我有一个包含以下信息的表:
id | amount | date | customer_id
1 | 0.00 | 11/12/17 | 1
2 | 54.00 | 11/12/17 | 1
3 | 60.00 | 02/12/18 | 1
4 | 0.00 | 01/18/17 | 2
5 | 14.00 | 03/12/17 | 2
6 | 24.00 | 02/22/18 | 2
7 | 0.00 | 09/12/16 | 3
8 | 74.00 | 10/01/17 | 3
我需要它看起来是这样的:
ranked_id | id | amount | date | customer_id
1 | 1 | 0.00 | 11/12/17 | 1
2 | 2 | 54.00 | 11/12/17 | 1
3 | 3 | 60.00 | 02/12/18 | 1
4 | 3 | 60.00 | 02/12/18 | 1
5 | 3 | 60.00 | 02/12/18 | 1
6 | 3 | 60.00 | 02/12/18 | 1
7 | 3 | 60.00 | 02/12/18 | 1
8 | 4 | 0.00 | 01/18/17 | 2
9 | 5 | 14.00 | 03/12/17 | 2
10 | 6 | 24.00 | 02/22/18 | 2
11 | 6 | 24.00 | 02/22/18 | 2
12 | 6 | 24.00 | 02/22/18 | 2
13 | 6 | 24.00 | 02/22/18 | 2
14 | 6 | 24.00 | 02/22/18 | 2
15 | 7 | 0.00 | 09/12/16 | 3
16 | 8 | 74.00 | 10/01/17 | 3
17 | 8 | 74.00 | 10/01/17 | 3
18 | 8 | 74.00 | 10/01/17 | 3
19 | 8 | 74.00 | 10/01/17 | 3
20 | 8 | 74.00 | 10/01/17 | 3
21 | 8 | 74.00 | 10/01/17 | 3
我知道有一些分区和排名(在排名的id上),但我不知道如何重复最后一行7次。
最佳答案
正如@Gordon Linoff建议的那样,可以使用generate_series()函数与不同的customer_id交叉来生成下面T1中所需的所有行。然后在T2(也在下面)中,row_number函数用于生成到outer join to from t1的顺序值以及customer_id。

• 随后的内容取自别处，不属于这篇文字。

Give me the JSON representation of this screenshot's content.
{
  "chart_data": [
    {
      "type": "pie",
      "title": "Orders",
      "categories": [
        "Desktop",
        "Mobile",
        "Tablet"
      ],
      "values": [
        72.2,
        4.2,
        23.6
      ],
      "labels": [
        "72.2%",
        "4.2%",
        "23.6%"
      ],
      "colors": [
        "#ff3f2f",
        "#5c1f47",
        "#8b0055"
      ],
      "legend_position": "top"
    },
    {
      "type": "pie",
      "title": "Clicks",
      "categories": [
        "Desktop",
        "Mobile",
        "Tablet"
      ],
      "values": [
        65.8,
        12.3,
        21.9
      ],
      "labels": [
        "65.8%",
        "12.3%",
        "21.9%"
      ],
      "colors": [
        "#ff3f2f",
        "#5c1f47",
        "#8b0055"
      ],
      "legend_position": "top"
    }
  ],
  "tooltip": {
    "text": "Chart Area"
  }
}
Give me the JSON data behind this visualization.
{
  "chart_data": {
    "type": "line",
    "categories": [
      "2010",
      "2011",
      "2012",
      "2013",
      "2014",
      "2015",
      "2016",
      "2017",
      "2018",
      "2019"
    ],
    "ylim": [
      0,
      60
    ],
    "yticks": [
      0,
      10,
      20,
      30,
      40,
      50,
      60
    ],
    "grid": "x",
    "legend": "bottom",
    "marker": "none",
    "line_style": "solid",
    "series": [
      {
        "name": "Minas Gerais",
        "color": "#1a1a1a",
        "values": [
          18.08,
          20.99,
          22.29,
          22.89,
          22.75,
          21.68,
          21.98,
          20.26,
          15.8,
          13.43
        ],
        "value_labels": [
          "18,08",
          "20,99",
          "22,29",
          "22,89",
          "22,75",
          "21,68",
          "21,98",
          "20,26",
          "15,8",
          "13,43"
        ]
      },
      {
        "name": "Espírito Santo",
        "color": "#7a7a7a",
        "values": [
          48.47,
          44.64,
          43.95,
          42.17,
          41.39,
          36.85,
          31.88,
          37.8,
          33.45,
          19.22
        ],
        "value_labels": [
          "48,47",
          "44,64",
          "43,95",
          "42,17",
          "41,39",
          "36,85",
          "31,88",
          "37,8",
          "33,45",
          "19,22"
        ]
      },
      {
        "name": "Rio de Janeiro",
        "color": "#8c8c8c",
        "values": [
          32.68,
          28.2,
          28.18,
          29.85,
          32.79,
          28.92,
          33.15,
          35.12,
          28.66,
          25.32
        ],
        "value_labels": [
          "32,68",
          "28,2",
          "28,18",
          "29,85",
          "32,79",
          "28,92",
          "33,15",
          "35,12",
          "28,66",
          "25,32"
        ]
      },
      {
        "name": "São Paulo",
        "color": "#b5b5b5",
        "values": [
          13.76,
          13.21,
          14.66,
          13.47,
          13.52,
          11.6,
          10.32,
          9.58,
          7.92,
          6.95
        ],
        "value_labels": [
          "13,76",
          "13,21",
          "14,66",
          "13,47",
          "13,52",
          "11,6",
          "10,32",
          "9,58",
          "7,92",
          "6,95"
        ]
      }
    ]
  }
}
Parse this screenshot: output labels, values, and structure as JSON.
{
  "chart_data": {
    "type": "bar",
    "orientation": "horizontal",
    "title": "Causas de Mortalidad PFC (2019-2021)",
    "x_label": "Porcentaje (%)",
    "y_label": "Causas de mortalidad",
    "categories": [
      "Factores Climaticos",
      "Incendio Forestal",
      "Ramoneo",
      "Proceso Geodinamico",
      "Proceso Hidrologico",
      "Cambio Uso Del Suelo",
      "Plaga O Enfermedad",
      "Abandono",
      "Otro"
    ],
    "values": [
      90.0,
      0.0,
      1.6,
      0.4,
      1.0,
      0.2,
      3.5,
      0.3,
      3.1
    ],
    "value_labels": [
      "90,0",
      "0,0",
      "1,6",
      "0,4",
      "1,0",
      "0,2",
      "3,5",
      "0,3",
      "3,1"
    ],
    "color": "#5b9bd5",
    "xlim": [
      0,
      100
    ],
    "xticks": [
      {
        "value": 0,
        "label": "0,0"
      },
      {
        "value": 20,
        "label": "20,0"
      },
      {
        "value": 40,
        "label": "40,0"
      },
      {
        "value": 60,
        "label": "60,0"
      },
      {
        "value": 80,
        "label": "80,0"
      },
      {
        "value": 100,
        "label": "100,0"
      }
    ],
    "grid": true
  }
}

从这里开始,当没有原始数据要加入时,只需要获得每个客户id的最后一个值,这就是case语句和分析第一个值函数的来源。由于PostgreSQL缺少一个忽略空指令,所以我无法得到解析函数,所以我用降序排序的方法,只在没有其他数据存在的情况下返回解析值。
with t1 as (
select distinct
dense_rank() over (order by customer_id, generate_series) ranked_id
, customer_id
, generate_series
from table1
cross join generate_series(1,7)
), t2 as (
select row_number() over (partition by customer_id order by id) rn
, table1.*
from table1
)
select t1.ranked_id
, case when t2.customer_id is not null
then t2.id
else first_value(t2.id)
over (partition by t1.customer_id
order by id desc nulls last)
end id
, case when t2.customer_id is not null
then t2.amount
else first_value(t2.amount)
over (partition by t1.customer_id
order by id desc nulls last)
end amount
, case when t2.customer_id is not null
then t2.date
else first_value(t2.date)
over (partition by t1.customer_id
order by id desc nulls last)
end date
, t1.customer_id
from t1
left join t2
on t2.customer_id = t1.customer_id
and t2.id = t1.generate_series
order by ranked_id;
这里有一个SQL Fiddle演示代码。